朝香比女の神一行は、葦原比女の神一行に送られ、常磐の浜辺で名残を惜しみつつ、万里の海へとふたたび船出をした。
朝香比女の神一行が舟を南へと進ませていくと、鷹巣の山の頂から黒煙がもうもうと噴出して天に立ち上り、海を指して迫ってきた。黒雲は、グロノス・ゴロスの竜蛇心の形を現して進んできた。
朝香比女の神、初頭比古の神がこの様子に警戒の歌を歌うおりしも、海上に旋風が起こり、一行の乗った磐楠舟は荒波に翻弄され、一進一退どうしようもない羽目に陥った。
しかし、朝香比女の神は平然として微笑しながらこの光景を静かに見つつ、心中に深い成算があるかのようであった。一行の神々は、おのおの少しも恐れずに勇気と祓いの歌を歌い、しばらく望見し落ち着きはらっていた。
すすと、百雷が一時にとどろくようなウーウーウーの唸り声が響き渡り、たちまちに波風は和らいで、あたりを包んでいた魔神の黒雲は薄らいで飛び散り、平静な天地と変わってしまった。
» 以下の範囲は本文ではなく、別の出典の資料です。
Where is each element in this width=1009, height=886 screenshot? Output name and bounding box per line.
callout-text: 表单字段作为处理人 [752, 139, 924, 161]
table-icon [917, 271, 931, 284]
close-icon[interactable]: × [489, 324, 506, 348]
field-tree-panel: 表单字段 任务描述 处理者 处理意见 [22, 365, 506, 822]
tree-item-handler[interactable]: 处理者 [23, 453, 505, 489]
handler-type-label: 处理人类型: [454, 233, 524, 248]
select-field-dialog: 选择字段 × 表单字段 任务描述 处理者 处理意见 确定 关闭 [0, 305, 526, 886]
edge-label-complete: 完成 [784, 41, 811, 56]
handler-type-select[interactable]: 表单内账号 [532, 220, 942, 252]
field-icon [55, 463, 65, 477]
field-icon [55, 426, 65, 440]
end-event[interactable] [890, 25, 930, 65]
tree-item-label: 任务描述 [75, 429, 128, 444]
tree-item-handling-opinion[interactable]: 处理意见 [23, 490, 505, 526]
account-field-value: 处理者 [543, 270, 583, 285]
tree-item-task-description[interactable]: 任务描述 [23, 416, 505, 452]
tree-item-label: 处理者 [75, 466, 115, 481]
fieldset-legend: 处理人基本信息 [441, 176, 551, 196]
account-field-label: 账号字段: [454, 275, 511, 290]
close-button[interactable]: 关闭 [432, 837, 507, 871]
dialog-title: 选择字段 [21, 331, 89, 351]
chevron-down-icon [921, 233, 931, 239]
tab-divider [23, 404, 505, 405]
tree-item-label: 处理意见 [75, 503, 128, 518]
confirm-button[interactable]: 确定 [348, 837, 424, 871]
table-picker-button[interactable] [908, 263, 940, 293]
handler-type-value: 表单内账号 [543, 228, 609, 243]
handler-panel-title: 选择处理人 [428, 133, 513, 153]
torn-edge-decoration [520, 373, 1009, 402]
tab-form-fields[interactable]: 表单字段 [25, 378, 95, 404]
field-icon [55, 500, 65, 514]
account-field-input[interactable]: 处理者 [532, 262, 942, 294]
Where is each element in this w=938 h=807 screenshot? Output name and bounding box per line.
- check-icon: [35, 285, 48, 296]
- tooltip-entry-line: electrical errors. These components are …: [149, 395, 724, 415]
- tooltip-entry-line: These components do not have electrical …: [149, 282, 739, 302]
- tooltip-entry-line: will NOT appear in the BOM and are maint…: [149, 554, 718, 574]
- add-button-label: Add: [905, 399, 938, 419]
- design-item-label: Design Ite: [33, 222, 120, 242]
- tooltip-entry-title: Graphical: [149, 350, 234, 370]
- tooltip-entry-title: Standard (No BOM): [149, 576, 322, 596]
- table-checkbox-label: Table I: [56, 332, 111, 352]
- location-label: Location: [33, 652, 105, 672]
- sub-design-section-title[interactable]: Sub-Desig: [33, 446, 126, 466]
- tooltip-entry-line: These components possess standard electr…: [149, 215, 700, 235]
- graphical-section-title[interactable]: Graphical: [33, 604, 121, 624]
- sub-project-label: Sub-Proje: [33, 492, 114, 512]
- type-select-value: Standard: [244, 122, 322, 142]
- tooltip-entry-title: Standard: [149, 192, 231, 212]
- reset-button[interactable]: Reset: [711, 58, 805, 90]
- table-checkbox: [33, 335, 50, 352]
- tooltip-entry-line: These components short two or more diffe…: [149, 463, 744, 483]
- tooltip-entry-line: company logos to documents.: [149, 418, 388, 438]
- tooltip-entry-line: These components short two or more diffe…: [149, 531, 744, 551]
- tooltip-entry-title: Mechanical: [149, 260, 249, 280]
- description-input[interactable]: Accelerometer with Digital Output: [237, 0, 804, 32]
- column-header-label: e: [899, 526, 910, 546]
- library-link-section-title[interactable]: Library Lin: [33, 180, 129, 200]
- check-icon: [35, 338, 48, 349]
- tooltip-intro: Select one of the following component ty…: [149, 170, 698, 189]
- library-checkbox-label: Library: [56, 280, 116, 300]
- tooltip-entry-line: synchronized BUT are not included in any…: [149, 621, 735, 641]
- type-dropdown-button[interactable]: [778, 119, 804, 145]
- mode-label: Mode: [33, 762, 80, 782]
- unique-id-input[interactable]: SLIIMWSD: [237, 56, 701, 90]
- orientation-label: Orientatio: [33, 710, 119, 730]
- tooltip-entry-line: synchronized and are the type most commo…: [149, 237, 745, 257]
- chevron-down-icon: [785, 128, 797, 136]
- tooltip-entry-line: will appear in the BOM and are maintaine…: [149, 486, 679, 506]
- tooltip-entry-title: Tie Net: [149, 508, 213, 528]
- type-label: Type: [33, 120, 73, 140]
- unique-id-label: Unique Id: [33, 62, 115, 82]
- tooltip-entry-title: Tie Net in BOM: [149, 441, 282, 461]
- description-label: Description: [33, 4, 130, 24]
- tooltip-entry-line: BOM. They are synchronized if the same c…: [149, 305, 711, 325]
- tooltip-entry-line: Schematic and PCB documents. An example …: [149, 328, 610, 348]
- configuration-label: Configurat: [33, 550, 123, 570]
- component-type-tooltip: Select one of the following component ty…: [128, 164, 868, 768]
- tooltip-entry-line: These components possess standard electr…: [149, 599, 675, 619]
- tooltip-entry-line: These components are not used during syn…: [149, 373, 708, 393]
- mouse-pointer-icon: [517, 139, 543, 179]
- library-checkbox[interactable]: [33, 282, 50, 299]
朝香比女の神は、ひそかに祈った言霊によって、鋭敏鳴出の神が現れ、その神力によって曲津神たちを追い払ってしまったことを歌った。従者神たちも、この出来事に述懐の歌をそれぞれ歌った。
しばらくして舟は、海路に横たわる巨大な巌島に近づいた。よくよく見れば、赤・黒さまざまの大蛇が何匹も巌から首を差し出し、大口から火焔の下を吐いて舟を襲おうとするごとくであった。
朝香比女の神はこのありさまに、心穏やかに微笑みながら、この巌島を火の島とするよう、言霊歌を歌った。
すると、高く切り立った周囲約三里の巌島は、たちまち一面が火焔に包まれ、海水は熱湯のように煮えたぎり、大蛇は焼かれ傷つき、あるいは雲を起こして鷹巣の山に逃げ去った。
従者神たちは、この様子を見て驚き感激し、朝香比女の神の言霊の働きを称える歌を歌った。そして、舟は東南に向けて進んでいった。